Ces assises ont été marquées par une atmosphère de réflexion profonde et d’échanges fructueux. Les participantes ont abordé des sujets cruciaux touchant à l’avenir des femmes au Congo, tout en jetant les bases d’un dialogue constructif avec les plus hautes instances de l’État.
La ministre a souligné l’importance de ces rencontres comme un moment privilégié pour écouter les préoccupations des femmes et définir ensemble les orientations futures. « Ces journées représentent une opportunité unique de renforcer le lien entre les femmes et les décideurs politiques », a-t-elle déclaré lors de la cérémonie d’ouverture.
Les échanges ont porté sur divers thèmes, allant de l’autonomisation économique des femmes à leur participation accrue à la vie politique et sociale du pays. Les participantes ont également évoqué la nécessité d’un pacte social renouvelé, garantissant une meilleure représentation des femmes dans les instances de décision.
Cette initiative s’inscrit dans une dynamique plus large de mobilisation des femmes congolaises en vue de peser sur les choix politiques à venir. La ministre a insisté sur la nécessité de construire un partenariat solide entre les femmes et le futur président de la République, afin de garantir la mise en œuvre effective des politiques en faveur de l’égalité des sexes.
Les journées de concertation se sont clôturées sur un message d’espoir et de détermination.
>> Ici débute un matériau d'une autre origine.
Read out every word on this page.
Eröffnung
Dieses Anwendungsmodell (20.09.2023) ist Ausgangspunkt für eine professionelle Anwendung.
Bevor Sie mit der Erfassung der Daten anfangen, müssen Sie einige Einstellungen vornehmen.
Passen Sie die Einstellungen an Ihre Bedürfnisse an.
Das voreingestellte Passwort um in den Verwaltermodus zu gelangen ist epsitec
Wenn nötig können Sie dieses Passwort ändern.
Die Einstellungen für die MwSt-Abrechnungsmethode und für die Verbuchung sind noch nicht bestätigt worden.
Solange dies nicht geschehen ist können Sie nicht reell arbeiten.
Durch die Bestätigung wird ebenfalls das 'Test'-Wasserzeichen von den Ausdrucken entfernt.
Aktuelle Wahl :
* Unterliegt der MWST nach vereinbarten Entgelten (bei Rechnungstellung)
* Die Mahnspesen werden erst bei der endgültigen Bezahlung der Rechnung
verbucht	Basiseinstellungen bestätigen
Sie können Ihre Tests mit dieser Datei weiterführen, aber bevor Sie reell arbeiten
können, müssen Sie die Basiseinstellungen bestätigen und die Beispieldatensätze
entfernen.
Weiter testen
Les participantes ont exprimé leur volonté de continuer à œuvrer pour un Congo où les droits des femmes seraient pleinement respectés et où leur contribution au développement national serait pleinement reconnue.
Cette célébration, placée sous le signe d’un nouveau pacte social, marque une étape importante dans l’histoire du mouvement féministe congolais. Elle témoigne de la volonté des femmes de jouer un rôle actif dans la construction de l’avenir de leur pays, en étroite collaboration avec les plus hautes autorités de l’État.